NOUVELLES
31/01/2016 00:28 EST | Actualisé 31/01/2017 00:12 EST

Immigration : une famille victime d'une série d'erreurs

Des erreurs administratives commises par Citoyenneté et Immigration Canada ont empoisonné la vie d'une famille de Laval pendant plusieurs mois. Heureusement, la machine gouvernementale a fini par admettre ses torts. Retour sur une histoire qui avait bien mal commencé.

Un texte de Marie-Claude Pednault à La facture

Quand Natalia Rivkin arrive au Canada avec son mari et ses enfants en 2009, elle n'a qu'une idée en tête : faire venir sa mère au Québec afin de réunir toute la famille.

En 2011, Mme Rivkin peut enfin réaliser son projet. Elle remplit du mieux qu'elle peut la documentation exigée par Citoyenneté et Immigration Canada (CIC).
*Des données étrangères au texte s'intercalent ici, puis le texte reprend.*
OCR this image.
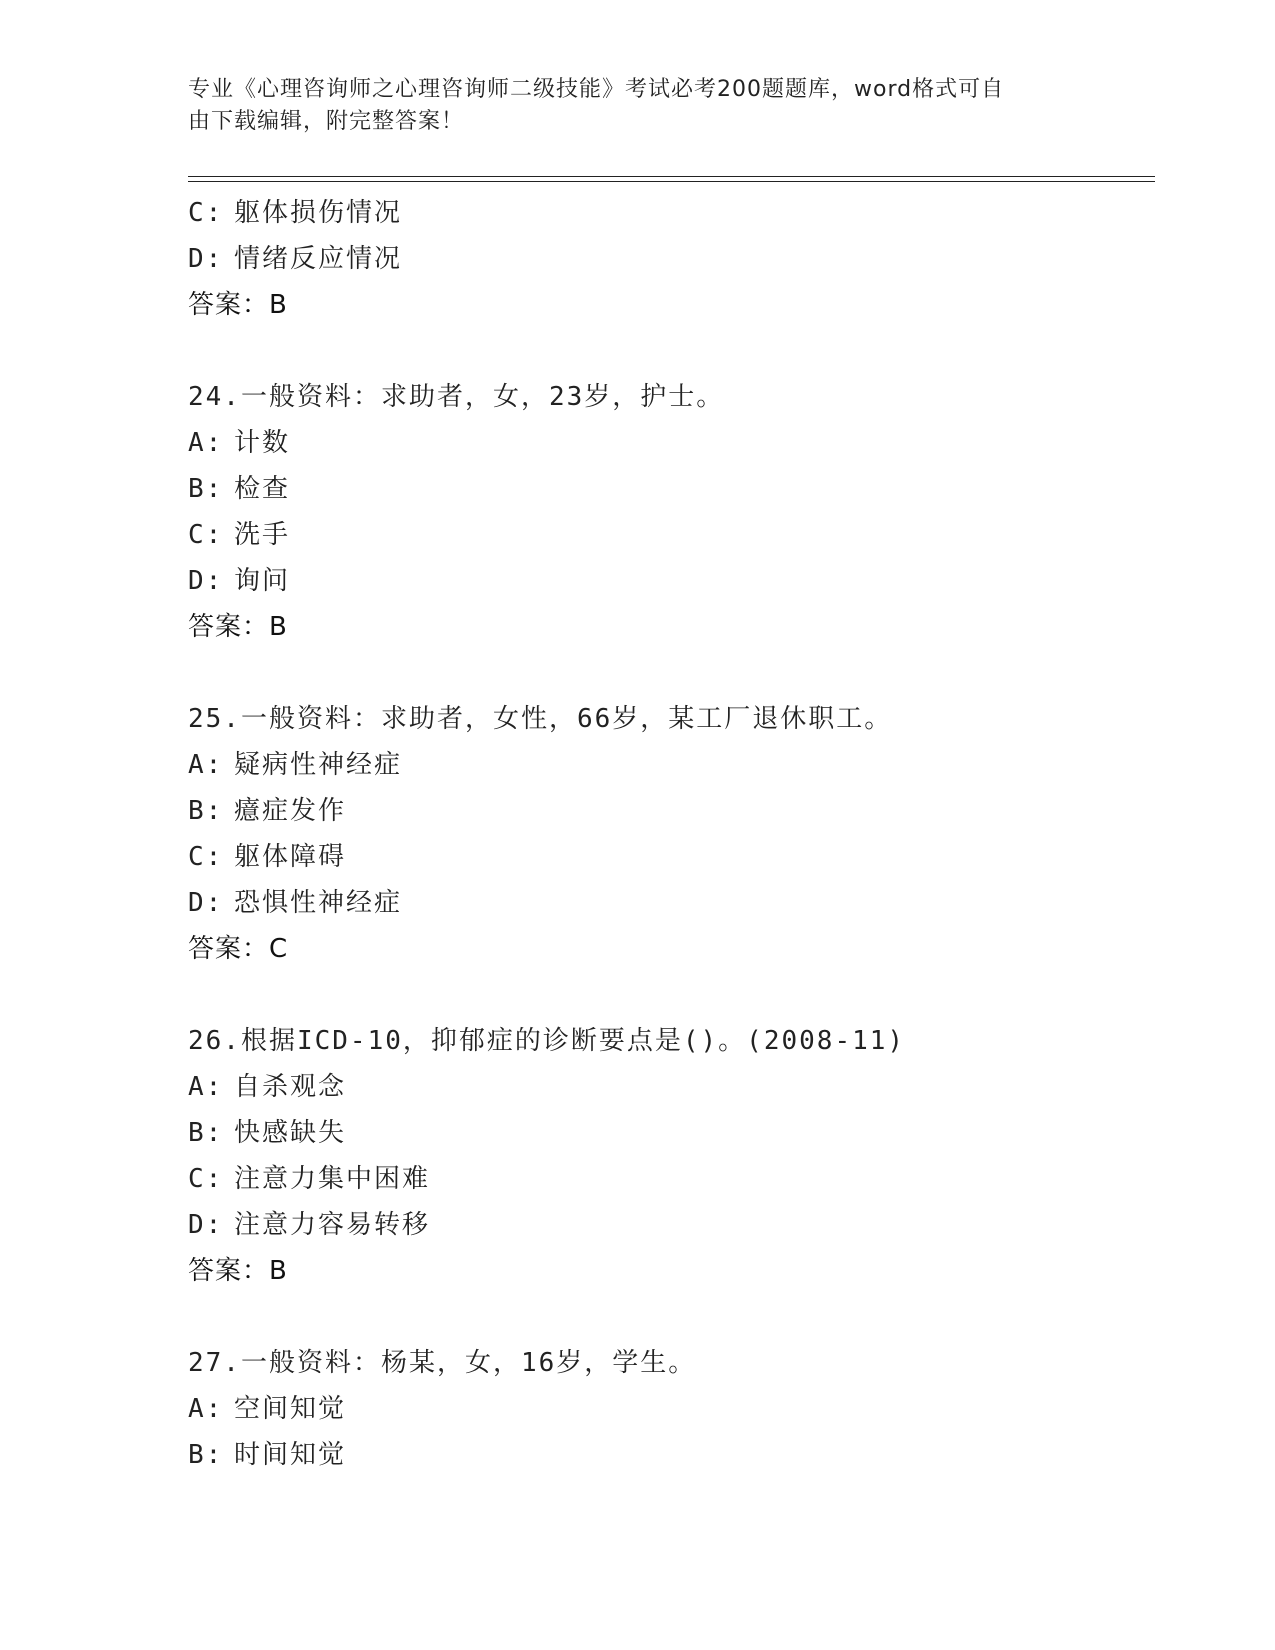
专业《心理咨询师之心理咨询师二级技能》考试必考200题题库，word格式可自
由下载编辑，附完整答案！
C: 躯体损伤情况
D: 情绪反应情况
答案：B
24.一般资料：求助者，女，23岁，护士。
A: 计数
B: 检查
C: 洗手
D: 询问
答案：B
25.一般资料：求助者，女性，66岁，某工厂退休职工。
A: 疑病性神经症
B: 癔症发作
C: 躯体障碍
D: 恐惧性神经症
答案：C
26.根据ICD-10，抑郁症的诊断要点是()。(2008-11)
A: 自杀观念
B: 快感缺失
C: 注意力集中困难
D: 注意力容易转移
答案：B
27.一般资料：杨某，女，16岁，学生。
A: 空间知觉
B: 时间知觉
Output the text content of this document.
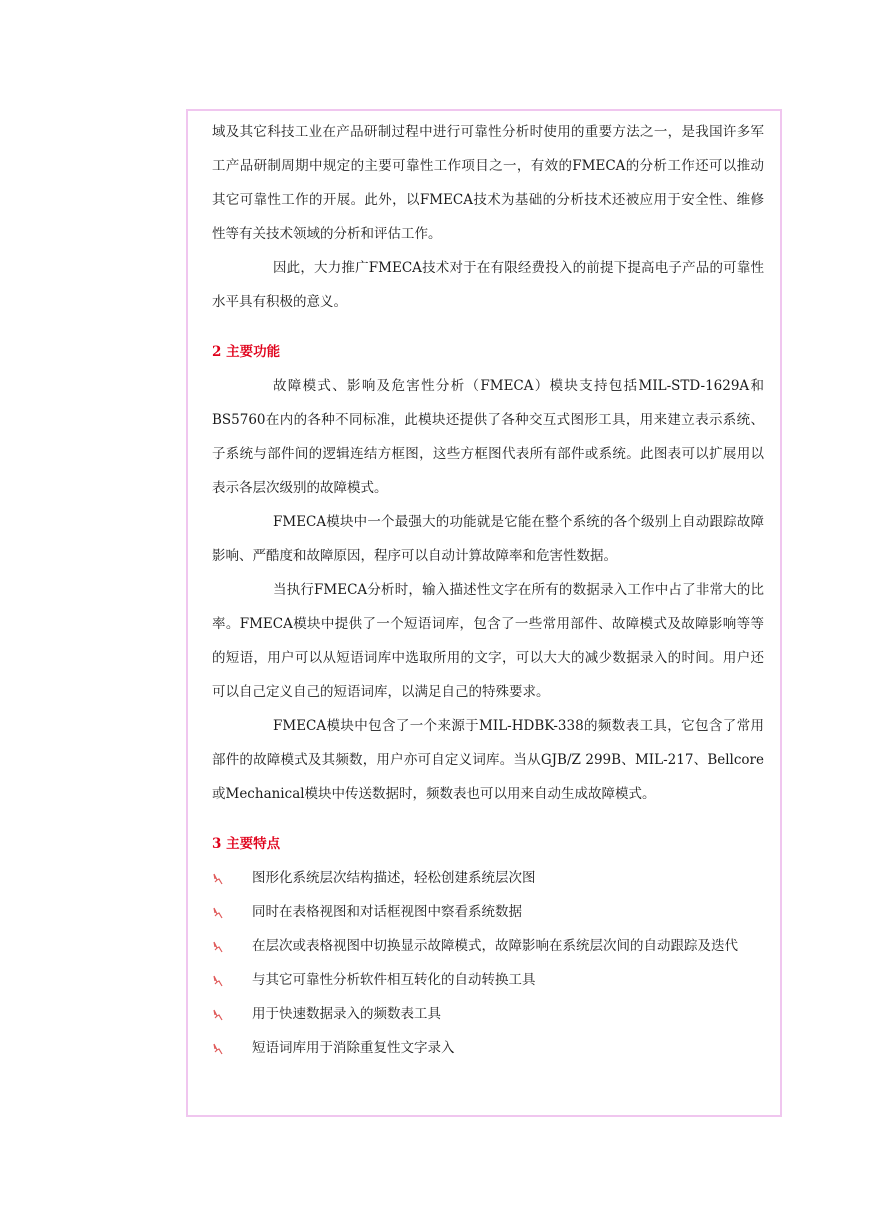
域及其它科技工业在产品研制过程中进行可靠性分析时使用的重要方法之一，是我国许多军工产品研制周期中规定的主要可靠性工作项目之一，有效的FMECA的分析工作还可以推动其它可靠性工作的开展。此外，以FMECA技术为基础的分析技术还被应用于安全性、维修性等有关技术领域的分析和评估工作。

因此，大力推广FMECA技术对于在有限经费投入的前提下提高电子产品的可靠性水平具有积极的意义。

2 主要功能

故障模式、影响及危害性分析（FMECA）模块支持包括MIL-STD-1629A和BS5760在内的各种不同标准，此模块还提供了各种交互式图形工具，用来建立表示系统、子系统与部件间的逻辑连结方框图，这些方框图代表所有部件或系统。此图表可以扩展用以表示各层次级别的故障模式。

FMECA模块中一个最强大的功能就是它能在整个系统的各个级别上自动跟踪故障影响、严酷度和故障原因，程序可以自动计算故障率和危害性数据。

当执行FMECA分析时，输入描述性文字在所有的数据录入工作中占了非常大的比率。FMECA模块中提供了一个短语词库，包含了一些常用部件、故障模式及故障影响等等的短语，用户可以从短语词库中选取所用的文字，可以大大的减少数据录入的时间。用户还可以自己定义自己的短语词库，以满足自己的特殊要求。

FMECA模块中包含了一个来源于MIL-HDBK-338的频数表工具，它包含了常用部件的故障模式及其频数，用户亦可自定义词库。当从GJB/Z 299B、MIL-217、Bellcore或Mechanical模块中传送数据时，频数表也可以用来自动生成故障模式。

3 主要特点
图形化系统层次结构描述，轻松创建系统层次图
同时在表格视图和对话框视图中察看系统数据
在层次或表格视图中切换显示故障模式，故障影响在系统层次间的自动跟踪及迭代
与其它可靠性分析软件相互转化的自动转换工具
用于快速数据录入的频数表工具
短语词库用于消除重复性文字录入
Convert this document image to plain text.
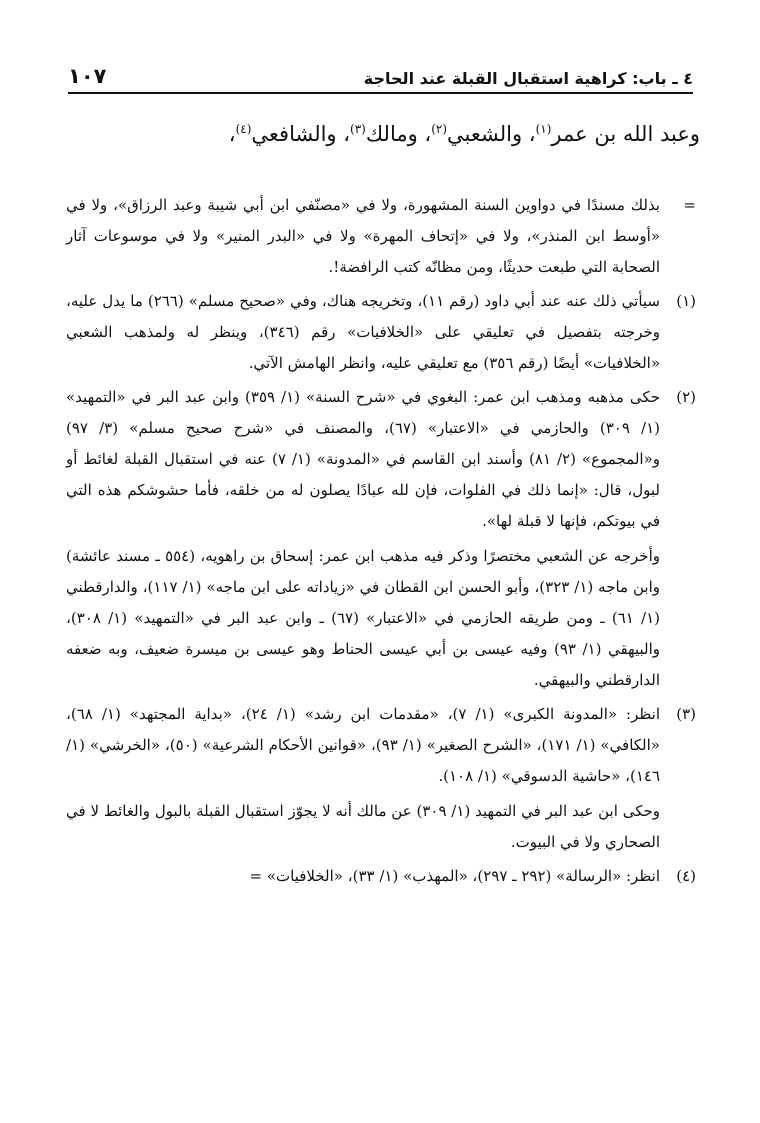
٤ ـ باب: كراهية استقبال القبلة عند الحاجة
١٠٧
وعبد الله بن عمر$^{(١)}$، والشعبي$^{(٢)}$، ومالك$^{(٣)}$، والشافعي$^{(٤)}$،
=

بذلك مسندًا في دواوين السنة المشهورة، ولا في «مصنّفي ابن أبي شيبة وعبد الرزاق»، ولا في «أوسط ابن المنذر»، ولا في «إتحاف المهرة» ولا في «البدر المنير» ولا في موسوعات آثار الصحابة التي طبعت حديثًا، ومن مظانّه كتب الرافضة!.

(١)

سيأتي ذلك عنه عند أبي داود (رقم ١١)، وتخريجه هناك، وفي «صحيح مسلم» (٢٦٦) ما يدل عليه، وخرجته بتفصيل في تعليقي على «الخلافيات» رقم (٣٤٦)، وينظر له ولمذهب الشعبي «الخلافيات» أيضًا (رقم ٣٥٦) مع تعليقي عليه، وانظر الهامش الآتي.

(٢)

حكى مذهبه ومذهب ابن عمر: البغوي في «شرح السنة» (١/ ٣٥٩) وابن عبد البر في «التمهيد» (١/ ٣٠٩) والحازمي في «الاعتبار» (٦٧)، والمصنف في «شرح صحيح مسلم» (٣/ ٩٧) و«المجموع» (٢/ ٨١) وأسند ابن القاسم في «المدونة» (١/ ٧) عنه في استقبال القبلة لغائط أو لبول، قال: «إنما ذلك في الفلوات، فإن لله عبادًا يصلون له من خلقه، فأما حشوشكم هذه التي في بيوتكم، فإنها لا قبلة لها».

وأخرجه عن الشعبي مختصرًا وذكر فيه مذهب ابن عمر: إسحاق بن راهويه، (٥٥٤ ـ مسند عائشة) وابن ماجه (١/ ٣٢٣)، وأبو الحسن ابن القطان في «زياداته على ابن ماجه» (١/ ١١٧)، والدارقطني (١/ ٦١) ـ ومن طريقه الحازمي في «الاعتبار» (٦٧) ـ وابن عبد البر في «التمهيد» (١/ ٣٠٨)، والبيهقي (١/ ٩٣) وفيه عيسى بن أبي عيسى الحناط وهو عيسى بن ميسرة ضعيف، وبه ضعفه الدارقطني والبيهقي.

(٣)

انظر: «المدونة الكبرى» (١/ ٧)، «مقدمات ابن رشد» (١/ ٢٤)، «بداية المجتهد» (١/ ٦٨)، «الكافي» (١/ ١٧١)، «الشرح الصغير» (١/ ٩٣)، «قوانين الأحكام الشرعية» (٥٠)، «الخرشي» (١/ ١٤٦)، «حاشية الدسوقي» (١/ ١٠٨).

وحكى ابن عبد البر في التمهيد (١/ ٣٠٩) عن مالك أنه لا يجوّز استقبال القبلة بالبول والغائط لا في الصحاري ولا في البيوت.

(٤)

انظر: «الرسالة» (٢٩٢ ـ ٢٩٧)، «المهذب» (١/ ٣٣)، «الخلافيات» =
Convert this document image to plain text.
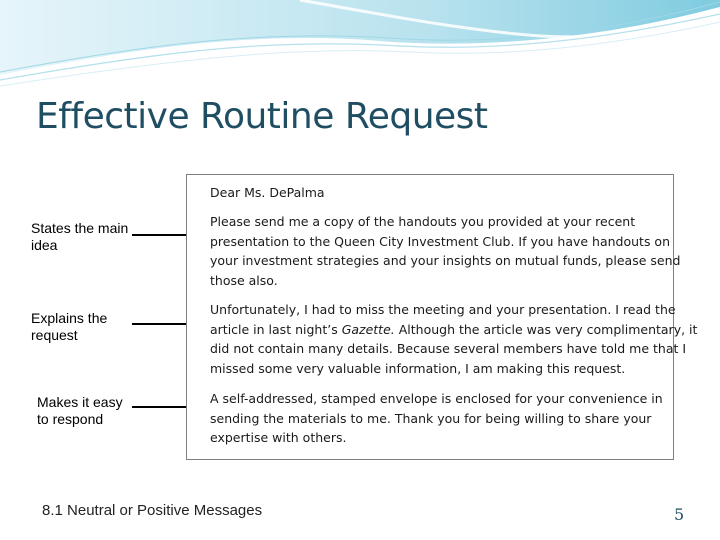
Effective Routine Request
States the main
idea
Explains the
request
Makes it easy
to respond

Dear Ms. DePalma

Please send me a copy of the handouts you provided at your recent

presentation to the Queen City Investment Club. If you have handouts on

your investment strategies and your insights on mutual funds, please send

those also.

Unfortunately, I had to miss the meeting and your presentation. I read the

article in last night’s Gazette. Although the article was very complimentary, it

did not contain many details. Because several members have told me that I

missed some very valuable information, I am making this request.

A self-addressed, stamped envelope is enclosed for your convenience in

sending the materials to me. Thank you for being willing to share your

expertise with others.

8.1 Neutral or Positive Messages	5
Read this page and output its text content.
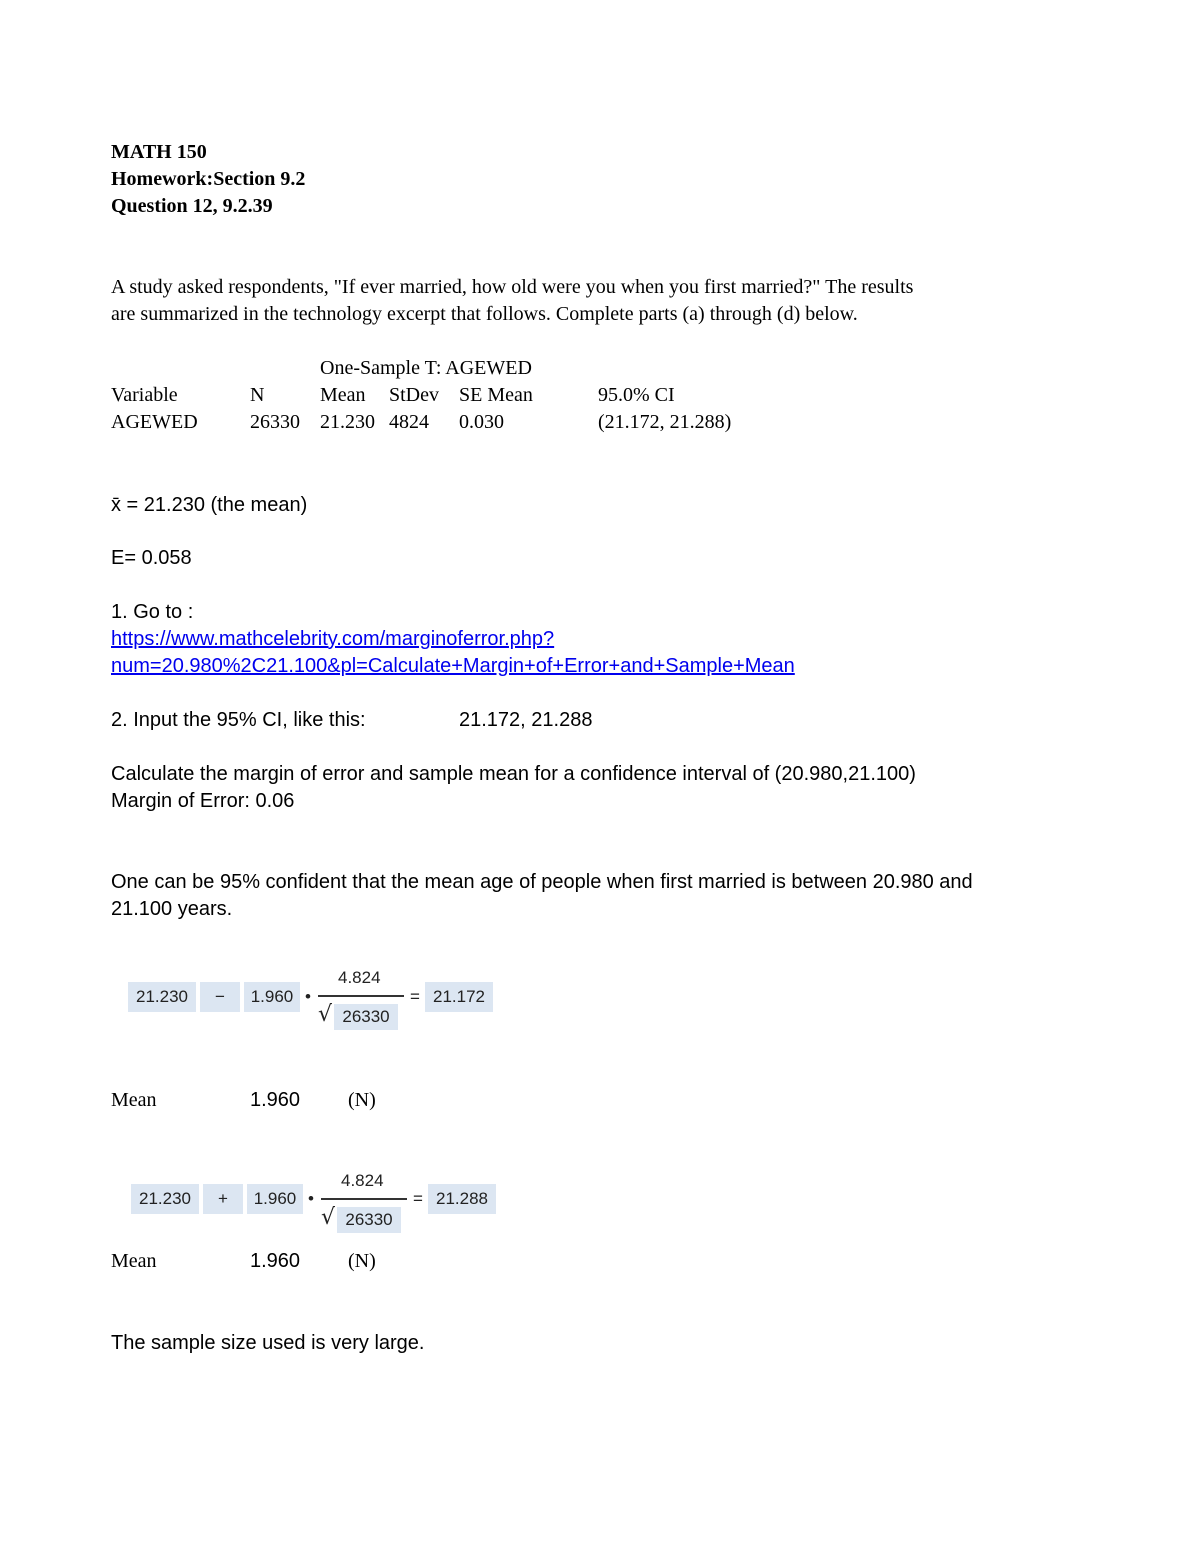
MATH 150
Homework:Section 9.2
Question 12, 9.2.39
A study asked respondents, "If ever married, how old were you when you first married?" The results
are summarized in the technology excerpt that follows. Complete parts (a) through (d) below.
One-Sample T: AGEWED
Variable	N	Mean StDev SE Mean	95.0% CI
AGEWED	26330 21.230 4824 0.030	(21.172, 21.288)
x̄ = 21.230 (the mean)
E= 0.058
1. Go to :
https://www.mathcelebrity.com/marginoferror.php?
num=20.980%2C21.100&pl=Calculate+Margin+of+Error+and+Sample+Mean
2. Input the 95% CI, like this:	21.172, 21.288
Calculate the margin of error and sample mean for a confidence interval of (20.980,21.100)
Margin of Error: 0.06
One can be 95% confident that the mean age of people when first married is between 20.980 and
21.100 years.
21.230	−	1.960 •
4.824
√ 26330
= 21.172
Mean	1.960 (N)
21.230	+	1.960 •
4.824
√ 26330
= 21.288
Mean	1.960 (N)
The sample size used is very large.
Elle envoie deux formulaires. D'abord une demande de résidence permanente pour sa mère pour des motifs humanitaires. Mais en plus, pour mettre le maximum de chances de leur côté, Natalia Rivkin fait aussi une demande de parrainage par laquelle elle s'engage à subvenir aux besoins de sa mère.

Pour Mme Rivkin, il s'agit de deux demandes distinctes. Mais pour CIC, il s'agit d'un seul et même dossier.

Quelques mois plus tard, sa mère reçoit une lettre l'avisant que sa demande pour des motifs humanitaires est refusée. Dans cette lettre, pas un mot sur la demande de parrainage. Absolument rien ne permet à cette famille de comprendre que le dossier a été fermé par CIC.

Natalia Rivkin sait qu'une demande de parrainage peut prendre quatre ans. Mais par prudence, elle téléphone quand même au ministère pour se faire rassurer.

C'est à partir de ce moment que la série d'erreurs de CIC commence.

Et les erreurs se poursuivent. Tant par téléphone que par écrit, CIC persiste à dire que la demande de parrainage est en cours de traitement. Pendant plus de trois ans, la famille est convaincue que ce n'est qu'une question de temps.

Tout reprendre à zéro

Mais en septembre 2015, CIC assène un véritable coup de massue à Mme Rivkin. On lui annonce que sa demande de parrainage était liée à la demande pour motifs humanitaires. Puisque la première demande a été refusée, la deuxième n'est pas valide non plus. Le ministère s'excuse du bout des lèvres.

Elle doit tout reprendre à zéro. On lui annonce aussi que sa mère sera sans statut légal au Canada le 27 janvier 2016. Cela signifie qu'elle pourrait devoir quitter le Canada. Sa mère a maintenant 77 ans et souffre de problèmes cardiaques.

Stéphane Handfield, avocat en droit de l'immigration, trouve lui aussi que la situation est inacceptable.

Changement de culture

La facture a joint le ministère pour savoir quelle procédure est mise en œuvre en cas d'erreur comme celle-là. Le ministère a refusé toute entrevue et nous fait parvenir un copier-coller des réponses laconiques fournies à la famille.

Justin Trudeau avait promis en campagne électorale de faire de la réunification des familles une de ses priorités. La facture a donc communiqué avec son cabinet. Nous avons aussi contourné le ministère pour aller directement à la rencontre du ministre John McCallum.

Les choses ont bougé.

Visiblement, il y a un écart entre la culture de Citoyenneté et Immigration Canada et celle du nouveau gouvernement.

CIC reconnaît ses erreurs et assure maintenant que dans de tels cas, le dossier est révisé en profondeur et que toutes les mesures sont prises pour guider la personne concernée.

Au même moment, Natalia Rivkin reçoit un courriel de CIC qui lui apprend que sa mère recevra un permis de séjour d'une durée de trois ans. La famille a fait une nouvelle demande de parrainage et le ministère s'est engagé à ce que celle-ci progresse sans problème.